Connect with your Volunteers
It's much easier to ask someone to do something (like volunteer) if you already have established a relationships with them.
Particularly for volunteers that will be taking on significant responsibility (as so many small campaigns and issue organizing require), it is critical that you sit down and have an initial meeting with potential volunteers to learn more about them. In organizing work, we call this a "one-on-one".
A one-to-one is an intential conversation. It is not an interview, but a chance to learn more about your potential volunteers and what motivates them. It should feel like a natural two-way conversation, with one person leading and listening. For more information on a one-to-one and a guide to conducting them, click here.
In your one-to-one conversation, you should pay attention to 3 key things that will help you understand what motivates the volunteer and how to engage them in your campaign - their issues, interests, and values.

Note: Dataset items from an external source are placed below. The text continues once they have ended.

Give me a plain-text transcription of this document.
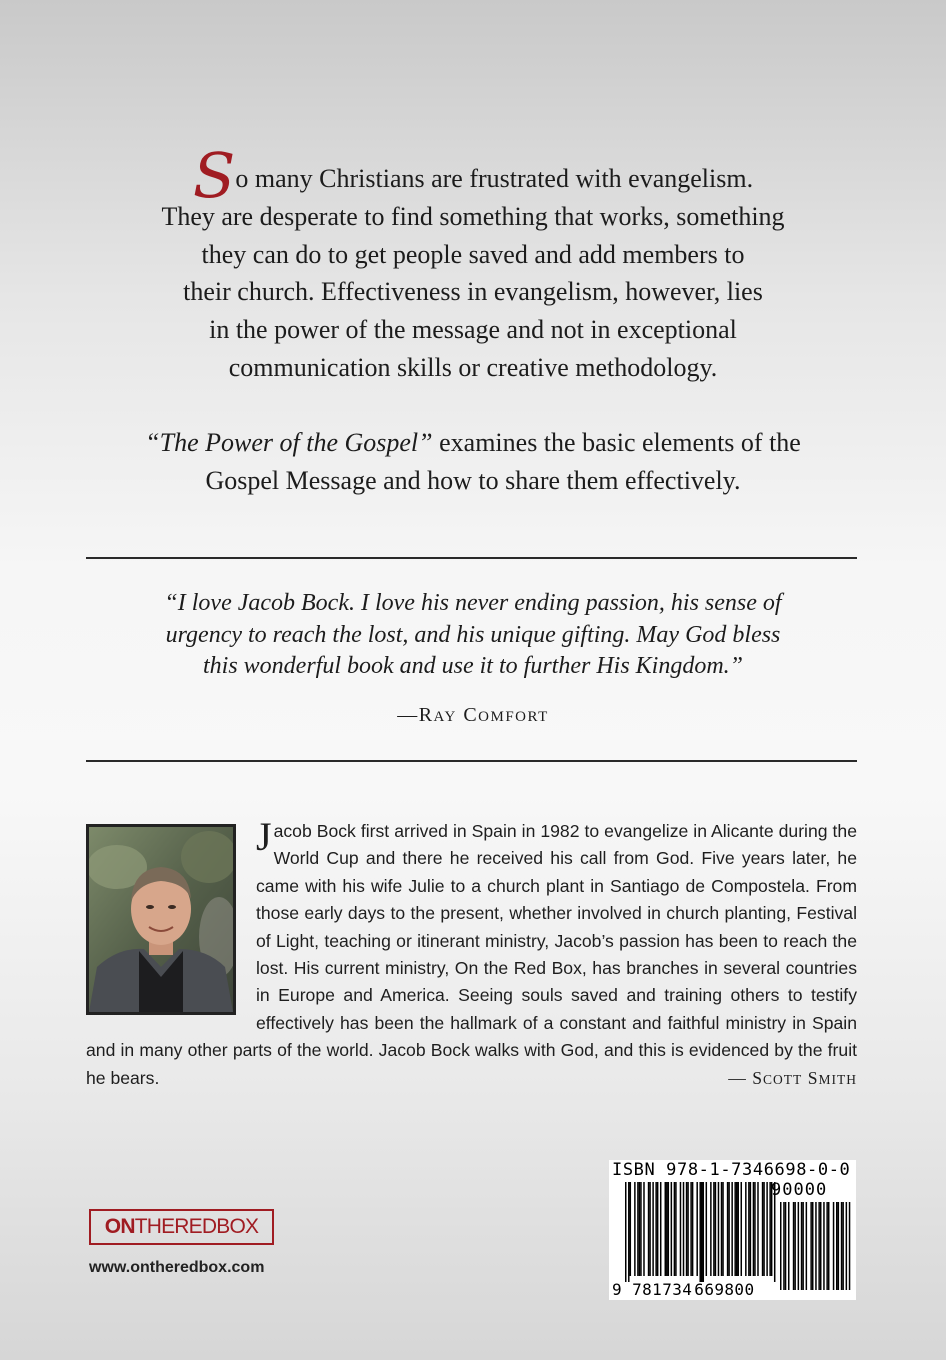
So many Christians are frustrated with evangelism.
They are desperate to find something that works, something
they can do to get people saved and add members to
their church. Effectiveness in evangelism, however, lies
in the power of the message and not in exceptional
communication skills or creative methodology.
“The Power of the Gospel” examines the basic elements of the
Gospel Message and how to share them effectively.
“I love Jacob Bock. I love his never ending passion, his sense of
urgency to reach the lost, and his unique gifting. May God bless
this wonderful book and use it to further His Kingdom.”
—RAY COMFORT
Jacob Bock first arrived in Spain in 1982 to evangelize in Alicante during the World Cup and there he received his call from God. Five years later, he came with his wife Julie to a church plant in Santiago de Compostela. From those early days to the present, whether involved in church planting, Festival of Light, teaching or itinerant ministry, Jacob’s passion has been to reach the lost. His current ministry, On the Red Box, has branches in several countries in Europe and America. Seeing souls saved and training others to testify effectively has been the hallmark of a constant and faithful ministry in Spain and in many other parts of the world. Jacob Bock walks with God, and this is evidenced by the fruit he bears.	— SCOTT SMITH
ONTHEREDBOX
www.ontheredbox.com
ISBN 978-1-7346698-0-0
90000
9 781734 669800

Issues are the concerns that are important to us. There are many issues that motivate us - good jobs at decent wages, health care for our families, and more. Often when we think of building a coalition or waging an issue campaign, they are centered on a specific issue.

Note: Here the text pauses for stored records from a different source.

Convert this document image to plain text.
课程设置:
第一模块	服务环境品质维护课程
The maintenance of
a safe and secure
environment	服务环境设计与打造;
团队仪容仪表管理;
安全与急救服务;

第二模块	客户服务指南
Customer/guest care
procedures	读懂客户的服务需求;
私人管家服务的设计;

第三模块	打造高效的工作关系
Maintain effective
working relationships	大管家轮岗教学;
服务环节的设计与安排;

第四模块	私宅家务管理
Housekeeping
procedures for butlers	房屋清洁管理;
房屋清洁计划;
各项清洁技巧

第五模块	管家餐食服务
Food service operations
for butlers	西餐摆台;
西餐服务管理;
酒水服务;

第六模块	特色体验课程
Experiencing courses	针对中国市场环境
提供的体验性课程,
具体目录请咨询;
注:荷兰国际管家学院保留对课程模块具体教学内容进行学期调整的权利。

Interests speak to our stake in a particular outcome. Our interests are what we get out of the issue and what are personal connection to it is. My issue might be improving educational opportunities in my community, but my interest is different if I am a parent, a student, or a teacher.

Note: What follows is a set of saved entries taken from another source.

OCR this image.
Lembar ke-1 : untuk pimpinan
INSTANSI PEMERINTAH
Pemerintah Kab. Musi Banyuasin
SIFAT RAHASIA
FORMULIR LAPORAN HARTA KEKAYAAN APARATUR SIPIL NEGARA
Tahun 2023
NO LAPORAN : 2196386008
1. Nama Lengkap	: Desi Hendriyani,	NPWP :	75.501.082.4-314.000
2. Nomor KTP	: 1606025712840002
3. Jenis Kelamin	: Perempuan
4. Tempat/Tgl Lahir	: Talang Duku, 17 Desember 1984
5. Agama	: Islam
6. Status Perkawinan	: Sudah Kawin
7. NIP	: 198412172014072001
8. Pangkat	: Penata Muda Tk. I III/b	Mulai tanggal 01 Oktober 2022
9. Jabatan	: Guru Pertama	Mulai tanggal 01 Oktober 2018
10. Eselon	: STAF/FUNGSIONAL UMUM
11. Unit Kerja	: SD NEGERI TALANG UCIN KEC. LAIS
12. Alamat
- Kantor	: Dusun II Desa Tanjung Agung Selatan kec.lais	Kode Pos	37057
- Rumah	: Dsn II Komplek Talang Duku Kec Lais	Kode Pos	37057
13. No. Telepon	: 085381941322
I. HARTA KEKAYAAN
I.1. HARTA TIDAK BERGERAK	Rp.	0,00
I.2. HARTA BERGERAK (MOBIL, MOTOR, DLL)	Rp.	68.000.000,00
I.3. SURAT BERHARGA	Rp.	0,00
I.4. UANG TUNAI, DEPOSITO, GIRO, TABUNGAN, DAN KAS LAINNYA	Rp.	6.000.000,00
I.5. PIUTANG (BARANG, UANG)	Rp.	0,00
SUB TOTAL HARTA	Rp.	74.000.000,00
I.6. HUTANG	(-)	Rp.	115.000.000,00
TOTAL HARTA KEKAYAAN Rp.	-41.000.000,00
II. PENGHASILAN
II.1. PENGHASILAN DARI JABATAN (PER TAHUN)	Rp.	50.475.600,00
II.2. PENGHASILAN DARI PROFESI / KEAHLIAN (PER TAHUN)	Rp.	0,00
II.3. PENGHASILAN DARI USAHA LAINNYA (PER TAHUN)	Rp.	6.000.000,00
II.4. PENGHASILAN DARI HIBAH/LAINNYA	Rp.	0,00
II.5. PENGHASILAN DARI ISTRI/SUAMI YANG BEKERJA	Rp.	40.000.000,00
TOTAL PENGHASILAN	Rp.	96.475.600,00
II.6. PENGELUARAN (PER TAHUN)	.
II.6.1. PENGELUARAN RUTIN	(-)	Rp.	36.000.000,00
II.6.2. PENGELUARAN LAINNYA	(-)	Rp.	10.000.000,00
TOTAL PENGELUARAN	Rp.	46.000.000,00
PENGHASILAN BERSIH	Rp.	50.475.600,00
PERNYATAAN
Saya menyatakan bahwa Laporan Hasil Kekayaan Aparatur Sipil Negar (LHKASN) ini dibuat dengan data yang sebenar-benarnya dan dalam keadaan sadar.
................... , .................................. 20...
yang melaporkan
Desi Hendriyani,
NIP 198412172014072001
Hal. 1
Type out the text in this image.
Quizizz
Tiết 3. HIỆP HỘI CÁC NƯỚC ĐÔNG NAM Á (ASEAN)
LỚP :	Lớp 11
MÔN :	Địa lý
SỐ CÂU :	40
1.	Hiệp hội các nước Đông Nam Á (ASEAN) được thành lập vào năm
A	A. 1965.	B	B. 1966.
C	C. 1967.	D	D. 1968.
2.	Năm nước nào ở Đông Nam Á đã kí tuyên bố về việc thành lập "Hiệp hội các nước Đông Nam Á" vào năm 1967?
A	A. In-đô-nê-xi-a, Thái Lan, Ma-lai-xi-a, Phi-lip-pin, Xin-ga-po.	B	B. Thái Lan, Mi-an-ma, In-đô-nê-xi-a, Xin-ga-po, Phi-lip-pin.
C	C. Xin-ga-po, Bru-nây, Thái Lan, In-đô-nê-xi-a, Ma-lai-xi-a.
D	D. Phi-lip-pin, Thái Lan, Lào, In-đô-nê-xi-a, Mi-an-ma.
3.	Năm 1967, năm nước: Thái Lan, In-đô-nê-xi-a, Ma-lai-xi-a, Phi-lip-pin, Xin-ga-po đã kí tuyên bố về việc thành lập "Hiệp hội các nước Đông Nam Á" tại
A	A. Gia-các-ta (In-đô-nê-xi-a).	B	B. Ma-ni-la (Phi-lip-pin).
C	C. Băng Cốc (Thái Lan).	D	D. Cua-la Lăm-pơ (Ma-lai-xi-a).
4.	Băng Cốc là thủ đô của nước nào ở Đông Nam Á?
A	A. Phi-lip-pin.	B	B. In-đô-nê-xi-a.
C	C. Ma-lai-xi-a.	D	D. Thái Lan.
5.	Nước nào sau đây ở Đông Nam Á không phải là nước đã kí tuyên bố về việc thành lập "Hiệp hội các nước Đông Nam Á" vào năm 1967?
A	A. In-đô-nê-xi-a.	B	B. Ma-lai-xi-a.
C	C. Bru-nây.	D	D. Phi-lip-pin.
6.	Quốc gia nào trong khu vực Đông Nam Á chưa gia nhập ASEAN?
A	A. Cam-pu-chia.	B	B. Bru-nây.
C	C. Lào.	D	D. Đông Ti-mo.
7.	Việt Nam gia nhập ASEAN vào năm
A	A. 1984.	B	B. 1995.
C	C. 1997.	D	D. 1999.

Values are the core principles that motivate us to act. One's issues and interests may shift over time, but values tend to be more unchanging.
Now, of course, you can't just sit down in a coffee shop with a potential volunteer and ask them, "hey, what are your issues, interests, and values?"
Rather, understanding these elements that make up each person and their motivation for progressive work is your job as an organizer. Take information you might learn in the course of an everyday conversation:
"I grew up on a farm"
"My kids are smart, but they're struggling in school"
"I went to college here because they gave me the scholarship I needed"
"We moved here because my wife got a job that gave us healthcare"
There is powerful information in those points of conversation that tells you about that person's connection to the campaign and what motivates them. It turns a volunteer into a real person with real personal values, rather than a cog in a wheel.